Aumüller Aumatic investiert in moderne Fertigungstechnik

Größte Einzelinvestition der Unternehmensgeschichte

Das neue Bearbeitungszentrum von Aumüller Aumatic produziert mit kurzen Rüstzeiten und flexibler Produktionsreihenfolge pro Jahr bis zu 150.000 Aluminiumgehäuse für Fensterantriebe. (PresseBox) ( Thierhaupten, )
Der RWA- und Lüftungsspezialist Aumüller Aumatic investiert erneut in hochmoderne Produktionstechnik. Am Stammsitz in Thierhaupten wurde am 16. Mai ein Bearbeitungszentrum der Firma Schirmer zur automatischen Fertigung von Aluminiumgehäusen für Fensterantriebe in Betrieb genommen. Die etwa 100 m2 große Anlage produziert mit kurzen Rüstzeiten und flexibler Produktionsreihenfolge bis zu 150.000 Gehäuseprofile pro Jahr. Mit einem Volumen von 750.000 Euro stellt die Beschaffung die größte Einzelinvestition in der Unternehmensgeschichte von Aumüller Aumatic dar. Das Unternehmen unterstreicht damit auch seinen Anspruch auf Spitzenqualität, die unter anderem durch eine hohe eigene Fertigungstiefe realisiert wird.
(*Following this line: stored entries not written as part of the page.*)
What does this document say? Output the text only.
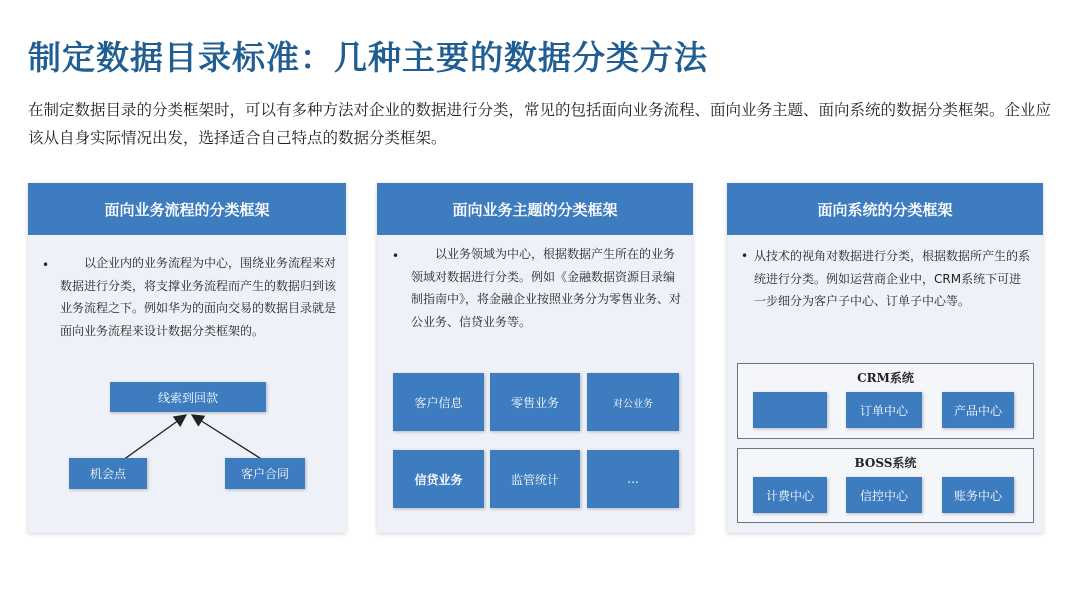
制定数据目录标准：几种主要的数据分类方法
在制定数据目录的分类框架时，可以有多种方法对企业的数据进行分类，常见的包括面向业务流程、面向业务主题、面向系统的数据分类框架。企业应该从自身实际情况出发，选择适合自己特点的数据分类框架。
面向业务流程的分类框架
•	以企业内的业务流程为中心，围绕业务流程来对数据进行分类，将支撑业务流程而产生的数据归到该业务流程之下。例如华为的面向交易的数据目录就是面向业务流程来设计数据分类框架的。
线索到回款
机会点	客户合同
面向业务主题的分类框架
•	以业务领域为中心，根据数据产生所在的业务领域对数据进行分类。例如《金融数据资源目录编制指南中》，将金融企业按照业务分为零售业务、对公业务、信贷业务等。
客户信息	零售业务	对公业务
信贷业务	监管统计	...
面向系统的分类框架
• 从技术的视角对数据进行分类，根据数据所产生的系统进行分类。例如运营商企业中，CRM系统下可进一步细分为客户子中心、订单子中心等。
CRM系统
客户中心	订单中心	产品中心
BOSS系统
计费中心	信控中心	账务中心
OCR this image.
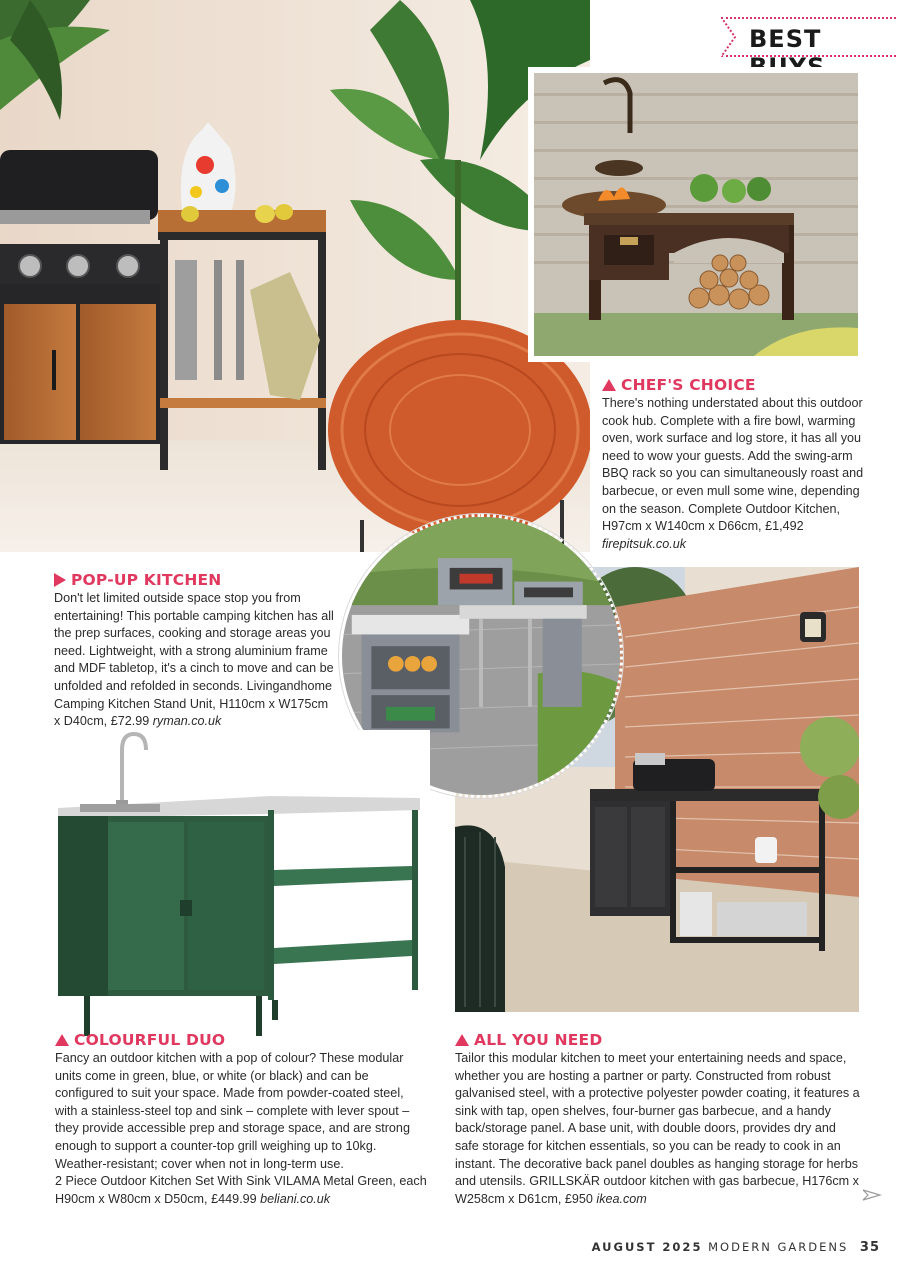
BEST
CHEF'S CHOICE

There's nothing understated about this outdoor cook hub. Complete with a fire bowl, warming oven, work surface and log store, it has all you need to wow your guests. Add the swing-arm BBQ rack so you can simultaneously roast and barbecue, or even mull some wine, depending on the season. Complete Outdoor Kitchen, H97cm x W140cm x D66cm, £1,492 firepitsuk.co.uk

POP-UP KITCHEN

Don't let limited outside space stop you from entertaining! This portable camping kitchen has all the prep surfaces, cooking and storage areas you need. Lightweight, with a strong aluminium frame and MDF tabletop, it's a cinch to move and can be unfolded and refolded in seconds. Livingandhome Camping Kitchen Stand Unit, H110cm x W175cm x D40cm, £72.99 ryman.co.uk

COLOURFUL DUO

Fancy an outdoor kitchen with a pop of colour? These modular units come in green, blue, or white (or black) and can be configured to suit your space. Made from powder-coated steel, with a stainless-steel top and sink – complete with lever spout – they provide accessible prep and storage space, and are strong enough to support a counter-top grill weighing up to 10kg. Weather-resistant; cover when not in long-term use.
2 Piece Outdoor Kitchen Set With Sink VILAMA Metal Green, each H90cm x W80cm x D50cm, £449.99 beliani.co.uk

ALL YOU NEED

Tailor this modular kitchen to meet your entertaining needs and space, whether you are hosting a partner or party. Constructed from robust galvanised steel, with a protective polyester powder coating, it features a sink with tap, open shelves, four-burner gas barbecue, and a handy back/storage panel. A base unit, with double doors, provides dry and safe storage for kitchen essentials, so you can be ready to cook in an instant. The decorative back panel doubles as hanging storage for herbs and utensils. GRILLSKÄR outdoor kitchen with gas barbecue, H176cm x W258cm x D61cm, £950 ikea.com

AUGUST 2025 MODERN GARDENS 35
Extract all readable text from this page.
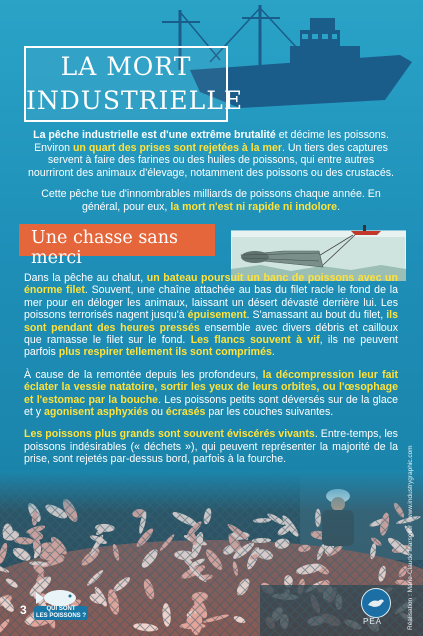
LA MORT
INDUSTRIELLE

La pêche industrielle est d'une extrême brutalité et décime les poissons. Environ un quart des prises sont rejetées à la mer. Un tiers des captures servent à faire des farines ou des huiles de poissons, qui entre autres nourriront des animaux d'élevage, notamment des poissons ou des crustacés.

Cette pêche tue d'innombrables milliards de poissons chaque année. En général, pour eux, la mort n'est ni rapide ni indolore.

Une chasse sans merci

Dans la pêche au chalut, un bateau poursuit un banc de poissons avec un énorme filet. Souvent, une chaîne attachée au bas du filet racle le fond de la mer pour en déloger les animaux, laissant un désert dévasté derrière lui. Les poissons terrorisés nagent jusqu'à épuisement. S'amassant au bout du filet, ils sont pendant des heures pressés ensemble avec divers débris et cailloux que ramasse le filet sur le fond. Les flancs souvent à vif, ils ne peuvent parfois plus respirer tellement ils sont comprimés.

À cause de la remontée depuis les profondeurs, la décompression leur fait éclater la vessie natatoire, sortir les yeux de leurs orbites, ou l'œsophage et l'estomac par la bouche. Les poissons petits sont déversés sur de la glace et y agonisent asphyxiés ou écrasés par les couches suivantes.

Les poissons plus grands sont souvent éviscérés vivants. Entre-temps, les poissons indésirables (« déchets »), qui peuvent représenter la majorité de la prise, sont rejetés par-dessus bord, parfois à la fourche.	Réalisation : Marie-Claude Marsolier · www.industrygraphic.com
3	QUI SONT
LES POISSONS ?
PEA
Investition in die Zukunft

Die Produktion von Fensterantrieben bei Aumüller Aumatic wird durch das neue Bearbeitungszentrum deutlich schneller und flexibler. Waren vorher mehrere Arbeitsschritte, Maschinen und Mitarbeiter für die Herstellung der Gehäuseprofile erforderlich, wird dies nun vollautomatisch durch das neue Bearbeitungszentrum erledigt. Kurze Rüstzeiten und computergesteuerte Abläufe sorgen für die zügige Produktion auch kleiner Chargen. „Als einer der führenden Hersteller auf dem Gebiet der Fensterautomation sehen wir uns in der Pflicht, unser Qualitätsversprechen durch Investitionen und Innovationen ständig zu erneuern“, begründet Ramona Meinzer, Vorsitzende der Geschäftsführung von Aumüller Aumatic, die nicht alltägliche Investition. Und nicht zuletzt sei die neue Anlage eine deutliche Stärkung des Standortes in Thierhaupten. Das unterstrich auch die Anwesenheit des Bürgermeisters Toni Brugger bei der Feierstunde zur Inbetriebnahme des Bearbeitungszentrums.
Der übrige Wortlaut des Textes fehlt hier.